Suzanne, elle, devient l’objet et l’actrice d’une conquête sociale. Duroy organise leur fuite afin de placer les Walter devant un fait accompli. Elle consent au projet parce qu’elle désire l’épouser, mais elle ne mesure pas nécessairement toute l’étendue de sa stratégie. Le mariage final donne à Duroy l’argent, le prestige et la légitimité qu’il cherchait.
Clotilde refuse précisément cette logique de remplacement. Elle ne demande pas à devenir la prochaine épouse. En ce sens, elle est moins utile à la carrière de Duroy, mais peut-être plus attachée à sa personne sensuelle qu’à sa position. Sa discrétion n’est pas une faiblesse pure : elle protège son plaisir et son autonomie. Toutefois, elle avantage aussi Duroy, qui peut poursuivre ses conquêtes sans craindre qu’elle revendique officiellement leur relation.
Que signifie le retour final de Clotilde après le mariage avec Suzanne ?
Question — Pourquoi Maupassant fait-il réapparaître Clotilde lors du triomphe matrimonial de Duroy ?
Réponse — Son retour empêche de lire le mariage avec Suzanne comme la conclusion d’une histoire d’amour. Dans la scène finale, Duroy sort de l’église au milieu d’une foule admirative, déjà tourné vers de futures ambitions politiques. La présence de Clotilde et la complicité qui renaît entre eux suggèrent que leur liaison peut reprendre malgré l’union solennelle qui vient d’être célébrée. Le mariage n’abolit donc ni l’adultère ni le désir : il les recouvre d’une façade respectable.
Clotilde connaît pourtant les mensonges, les infidélités et l’égoïsme de Duroy. Son retour ne doit pas être interprété comme une preuve de naïveté. Il révèle plutôt l’ambiguïté de sa psychologie. Elle sait quel homme il est, mais le désire encore. Elle accepte une relation dont elle ne contrôle ni le rythme ni l’exclusivité, parce qu’elle ne la juge pas selon les mêmes critères que Madeleine ou Suzanne. Là où celles-ci engagent une position sociale, Clotilde maintient un attachement clandestin.
Cette fin conduit à trois lectures complémentaires :
- une lecture sentimentale : Clotilde demeure attachée à Duroy malgré les ruptures ;
- une lecture sociale : l’adultère constitue l’envers permanent du mariage bourgeois ;
- une lecture critique : la liberté féminine n’existe qu’à l’intérieur d’arrangements précaires, dépendants du secret et de l’absence des maris.
Clotilde n’est ainsi ni une victime intégrale ni une femme pleinement émancipée.
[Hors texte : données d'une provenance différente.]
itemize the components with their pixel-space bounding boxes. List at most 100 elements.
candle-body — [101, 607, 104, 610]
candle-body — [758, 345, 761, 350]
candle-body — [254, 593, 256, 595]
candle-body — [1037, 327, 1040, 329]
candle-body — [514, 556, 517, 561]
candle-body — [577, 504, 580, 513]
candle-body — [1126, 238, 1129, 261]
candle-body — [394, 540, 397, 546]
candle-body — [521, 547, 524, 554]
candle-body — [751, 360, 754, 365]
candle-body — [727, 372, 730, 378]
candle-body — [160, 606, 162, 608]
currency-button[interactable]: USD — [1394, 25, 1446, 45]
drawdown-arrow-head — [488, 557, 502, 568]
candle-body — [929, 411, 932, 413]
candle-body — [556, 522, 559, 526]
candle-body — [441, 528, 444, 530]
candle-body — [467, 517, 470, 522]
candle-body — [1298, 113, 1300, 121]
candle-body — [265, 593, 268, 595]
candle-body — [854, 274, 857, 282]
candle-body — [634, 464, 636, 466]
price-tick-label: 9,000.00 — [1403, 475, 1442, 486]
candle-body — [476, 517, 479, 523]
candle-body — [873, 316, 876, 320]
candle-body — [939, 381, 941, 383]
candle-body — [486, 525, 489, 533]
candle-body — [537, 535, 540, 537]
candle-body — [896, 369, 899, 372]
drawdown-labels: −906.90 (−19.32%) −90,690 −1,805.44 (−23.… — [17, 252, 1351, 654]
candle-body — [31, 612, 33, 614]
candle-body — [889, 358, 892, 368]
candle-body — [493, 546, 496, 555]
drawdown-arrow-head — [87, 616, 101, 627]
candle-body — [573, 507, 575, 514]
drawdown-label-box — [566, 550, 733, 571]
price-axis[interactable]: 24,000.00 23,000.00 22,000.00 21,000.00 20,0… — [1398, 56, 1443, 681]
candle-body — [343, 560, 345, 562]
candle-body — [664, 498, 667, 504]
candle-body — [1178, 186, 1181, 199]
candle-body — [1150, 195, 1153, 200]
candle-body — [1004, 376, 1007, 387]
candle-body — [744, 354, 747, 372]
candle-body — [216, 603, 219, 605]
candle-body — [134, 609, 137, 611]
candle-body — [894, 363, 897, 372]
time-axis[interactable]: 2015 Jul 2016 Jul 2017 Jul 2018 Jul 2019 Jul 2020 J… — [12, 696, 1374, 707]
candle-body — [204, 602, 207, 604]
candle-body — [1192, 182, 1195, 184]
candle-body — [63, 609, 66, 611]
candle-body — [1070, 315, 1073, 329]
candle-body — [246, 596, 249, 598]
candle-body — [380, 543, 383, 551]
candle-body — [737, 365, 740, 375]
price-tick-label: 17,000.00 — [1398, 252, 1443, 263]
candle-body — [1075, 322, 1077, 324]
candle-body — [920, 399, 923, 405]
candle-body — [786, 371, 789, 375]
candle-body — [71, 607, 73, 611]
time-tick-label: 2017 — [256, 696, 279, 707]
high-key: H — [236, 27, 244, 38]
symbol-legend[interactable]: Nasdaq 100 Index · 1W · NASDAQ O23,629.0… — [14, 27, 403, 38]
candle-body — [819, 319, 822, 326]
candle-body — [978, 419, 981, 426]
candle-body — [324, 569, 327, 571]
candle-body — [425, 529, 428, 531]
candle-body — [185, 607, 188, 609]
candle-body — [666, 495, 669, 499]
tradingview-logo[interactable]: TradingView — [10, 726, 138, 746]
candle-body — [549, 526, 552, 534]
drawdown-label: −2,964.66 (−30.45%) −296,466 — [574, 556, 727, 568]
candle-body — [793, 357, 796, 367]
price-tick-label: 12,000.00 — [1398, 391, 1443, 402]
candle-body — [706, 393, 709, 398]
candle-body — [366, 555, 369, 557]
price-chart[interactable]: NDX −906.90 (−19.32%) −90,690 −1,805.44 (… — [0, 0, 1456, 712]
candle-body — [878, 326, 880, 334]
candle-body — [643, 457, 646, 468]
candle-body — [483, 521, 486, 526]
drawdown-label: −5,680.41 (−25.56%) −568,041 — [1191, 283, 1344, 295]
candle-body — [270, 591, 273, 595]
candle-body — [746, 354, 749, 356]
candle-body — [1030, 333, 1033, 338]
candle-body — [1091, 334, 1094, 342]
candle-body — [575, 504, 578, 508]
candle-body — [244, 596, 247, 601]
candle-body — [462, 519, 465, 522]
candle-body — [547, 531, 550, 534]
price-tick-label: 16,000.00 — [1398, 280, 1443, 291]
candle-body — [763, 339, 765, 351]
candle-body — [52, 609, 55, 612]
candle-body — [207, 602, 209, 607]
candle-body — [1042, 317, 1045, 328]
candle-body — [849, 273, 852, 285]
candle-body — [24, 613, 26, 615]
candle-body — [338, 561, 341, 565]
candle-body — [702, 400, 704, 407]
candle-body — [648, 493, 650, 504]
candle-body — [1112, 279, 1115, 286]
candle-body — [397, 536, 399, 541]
Son retour est un choix, mais un choix effectué dans un monde où les possibilités féminines restent étroites. La loi Naquet a rétabli le divorce un an avant la publication du roman, sans supprimer la puissance des réputations, de l’argent et de l’autorité masculine. Maupassant ne transforme pas son personnage en porte-parole politique ; il met en scène la contradiction concrète d’une femme qui conquiert une autonomie érotique sans pouvoir lui donner une forme publique.
Cette interprétation s’appuie sur le texte de Bel-Ami établi dans les éditions critiques de Gallimard, notamment la Bibliothèque de la Pléiade, ainsi que sur les travaux documentaires de l’Association des amis de Maupassant publiés sur Maupassantiana. RetroNews permet de replacer le personnage dans les débats contemporains sur la femme mariée, tandis que Légifrance fournit le cadre de la loi du 27 juillet 1884.
Clotilde de Marelle porte finalement la critique la plus discrète du roman : le mariage ne garantit ni la fidélité ni le bonheur, tandis que l’adultère peut offrir un espace de décision sans constituer une véritable libération. Sa présence finale rappelle que derrière l’ascension éclatante de Georges Duroy subsistent les femmes, les désirs et les arrangements secrets dont son succès s’est nourri.